Like much of the Southeast, we got some snow this week. My non-expert estimation is 3 inches. It was a little hard to tell due to wind blowing the snow around. The snow was a welcome break in a way, a soft cushion over the frozen deep cuppy footing. Now that it's melting though, oy. We walked the horses are the loop that goes to the creek -- it's been too wet to ride for weeks -- and poor Prince was slipping as though he was walking on ice. I kept having to caution DH to slow down, and needless to say we won't be walking down there again any time soon.
You can see all of the tracks of the little birds looking for food in the snow. There have been tons of song and white throated sparrows hanging around the house this winter (the song sparrows have been singing ever since they arrived this fall), as well as juncos, cardinals, goldfinches and a hermit thrush.
A young smooth sumac waiting to be planted out. The cabbage and lettuce that we started in fall (in the big mult-colored buckets to the right) are long gone with temps down to single digits on more than one occasion.

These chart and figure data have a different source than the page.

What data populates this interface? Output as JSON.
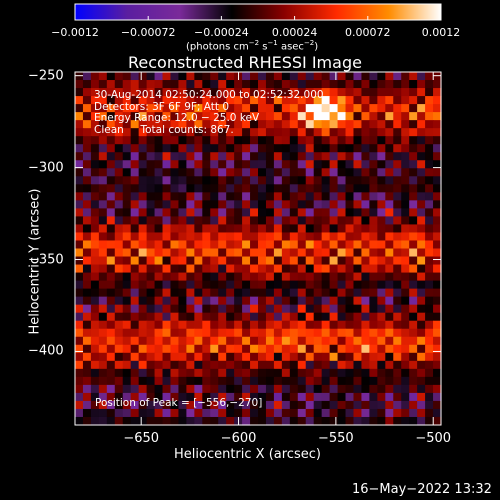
{
  "chart_data": {
    "type": "heatmap",
    "title": "Reconstructed RHESSI Image",
    "xlabel": "Heliocentric X (arcsec)",
    "ylabel": "Heliocentric Y (arcsec)",
    "xlim": [
      -684,
      -496
    ],
    "ylim": [
      -440,
      -248
    ],
    "xticks": [
      "−650",
      "−600",
      "−550",
      "−500"
    ],
    "xtick_values": [
      -650,
      -600,
      -550,
      -500
    ],
    "yticks": [
      "−250",
      "−300",
      "−350",
      "−400"
    ],
    "ytick_values": [
      -250,
      -300,
      -350,
      -400
    ],
    "colorbar": {
      "min": -0.0012,
      "max": 0.0012,
      "tick_labels": [
        "−0.0012",
        "−0.00072",
        "−0.00024",
        "0.00024",
        "0.00072",
        "0.0012"
      ],
      "tick_values": [
        -0.0012,
        -0.00072,
        -0.00024,
        0.00024,
        0.00072,
        0.0012
      ],
      "units_parts": [
        "(photons cm",
        "−2",
        " s",
        "−1",
        " asec",
        "−2",
        ")"
      ],
      "colormap": [
        "#0000ff",
        "#5a1ea0",
        "#7a2a9a",
        "#000000",
        "#8a0000",
        "#ff2a00",
        "#ff8c00",
        "#ffffff"
      ]
    },
    "annotation_lines": [
      "30-Aug-2014 02:50:24.000 to 02:52:32.000",
      "Detectors: 3F 6F 9F; Att 0",
      "Energy Range: 12.0 − 25.0 keV",
      "Clean     Total counts: 867."
    ],
    "peak_text": "Position of Peak = [−556,−270]",
    "peak": {
      "x": -556,
      "y": -270
    },
    "bands": [
      {
        "y_center": -270,
        "strength": 0.8
      },
      {
        "y_center": -345,
        "strength": 0.85
      },
      {
        "y_center": -395,
        "strength": 0.9
      }
    ]
  },
  "timestamp": "16−May−2022 13:32"
}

The cats love their heating pads. There's even a heating pad under the red blanket. The cats are bookends on either side when I sit on the couch in the evening. Prissy has even been spending most of the day inside. She despises the cold.

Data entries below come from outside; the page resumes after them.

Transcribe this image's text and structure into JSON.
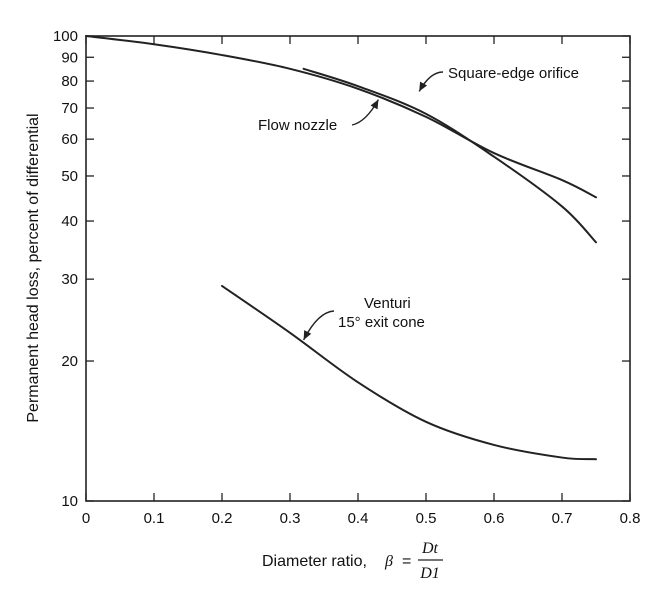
{
  "chart_data": {
    "type": "line",
    "title": "",
    "xlabel": "Diameter ratio,",
    "xlabel_symbol": "β",
    "xlabel_equals": "=",
    "xlabel_numerator": "Dt",
    "xlabel_denominator": "D1",
    "ylabel": "Permanent head loss, percent of differential",
    "xlim": [
      0,
      0.8
    ],
    "ylim": [
      10,
      100
    ],
    "yscale": "log",
    "x_ticks": [
      0,
      0.1,
      0.2,
      0.3,
      0.4,
      0.5,
      0.6,
      0.7,
      0.8
    ],
    "x_tick_labels": [
      "0",
      "0.1",
      "0.2",
      "0.3",
      "0.4",
      "0.5",
      "0.6",
      "0.7",
      "0.8"
    ],
    "y_ticks": [
      10,
      20,
      30,
      40,
      50,
      60,
      70,
      80,
      90,
      100
    ],
    "y_tick_labels": [
      "10",
      "20",
      "30",
      "40",
      "50",
      "60",
      "70",
      "80",
      "90",
      "100"
    ],
    "grid": false,
    "line_color": "#222222",
    "series": [
      {
        "name": "Square-edge orifice",
        "x": [
          0,
          0.1,
          0.2,
          0.3,
          0.4,
          0.5,
          0.6,
          0.7,
          0.75
        ],
        "y": [
          100,
          96,
          91,
          85,
          77,
          67,
          56,
          49,
          45
        ]
      },
      {
        "name": "Flow nozzle",
        "x": [
          0.32,
          0.4,
          0.5,
          0.6,
          0.7,
          0.75
        ],
        "y": [
          85,
          78,
          68,
          55,
          43,
          36
        ]
      },
      {
        "name": "Venturi 15° exit cone",
        "x": [
          0.2,
          0.3,
          0.4,
          0.5,
          0.6,
          0.7,
          0.75
        ],
        "y": [
          29,
          23,
          18,
          14.8,
          13.2,
          12.4,
          12.3
        ]
      }
    ],
    "annotations": [
      {
        "series": 0,
        "lines": [
          "Square-edge orifice"
        ],
        "arrow_to": [
          0.49,
          76
        ]
      },
      {
        "series": 1,
        "lines": [
          "Flow nozzle"
        ],
        "arrow_to": [
          0.43,
          73
        ]
      },
      {
        "series": 2,
        "lines": [
          "Venturi",
          "15° exit cone"
        ],
        "arrow_to": [
          0.32,
          22.2
        ]
      }
    ]
  }
}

One nice thing about winter is how much easier it is to see the birds. When I bother to look up (I always tend to look at the ground when walking, and actually look around more when I am working) I usually see something interesting. A pileated woodpecker swooping low to the ground through the woods near the slough at the end of the shelter paddock. There are always birds at the slough, attracted by the fresh running water. A phoebe, a hermit thrush, a male bluebird, his feather the color of the sky intensified, or a flock of a half a dozen to a dozen bluebirds.

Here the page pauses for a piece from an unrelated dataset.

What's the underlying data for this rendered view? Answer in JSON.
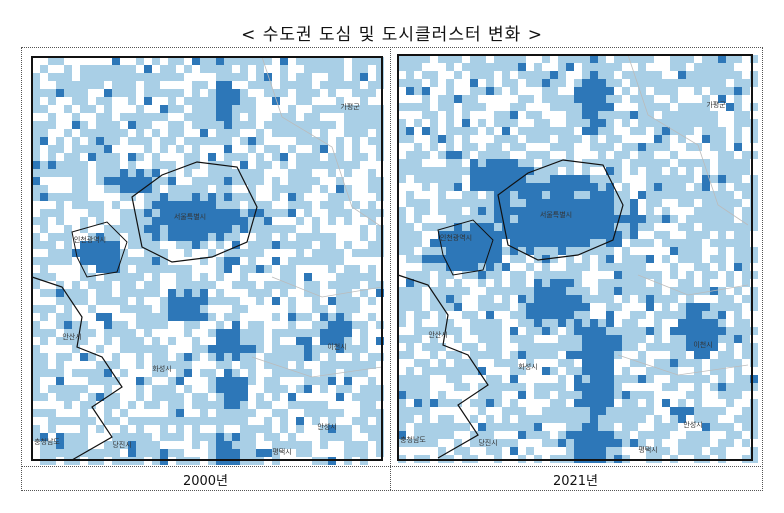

The red-shouldered hawks would be very noticeable anyway, leaves on the trees or no. They start courtship in January, which involves a lot of calling and flying around together, circling and diving, and continues until they start nest building in March. The past few years a pair of red shoulders built a nest just inside the woodline that runs from the old up to the current house site, and for the past two years have used the same nest about a hundred feet inside the woods almost directly west of the house. I have watched them carry prey to the nest multiples times a day, first the male feeding both the female and the babies and then both feeding the babies. I could heard the babies whenever a parent landed on the nest with prey, usually a hapless frog or snake which the parent carried in its talons or beak. The parents are very local while raising the young, calling to keep tabs of each other, and especially at the nest after bringing food, a "hey I just fed the kids". This past week I was dumping the wheelbarrow at the manure pile and heard a red shoulder calling very nearby; it was in a pine tree branch 15-20 above ground and almost directly overhead. I heard another calling in the distance; soon it landed on the branch next to the other one. The first one took off immediately, clearly "come hither", followed by "catch me if you can". A couple of days later I was walking the horses to the pasture and looked up to see a red shoulder looking down at me looking up at him (or her). lol I see the red shoulders just about every day except for summer and early fall when they go with their nestlings over to the neighbor's farm.
In winter I see other hawks too that overwinter but don't breed here: sharp-shinned, Cooper's, and Northern harriers, typically as they fly low from one patch of woods to another. The sharp shins and Cooper's (I believe I have seen both species this winter, since one individual was so large) are recognizable by their short rounded wings and long slim tail, the harrier by its long slender wings and tail and white rump.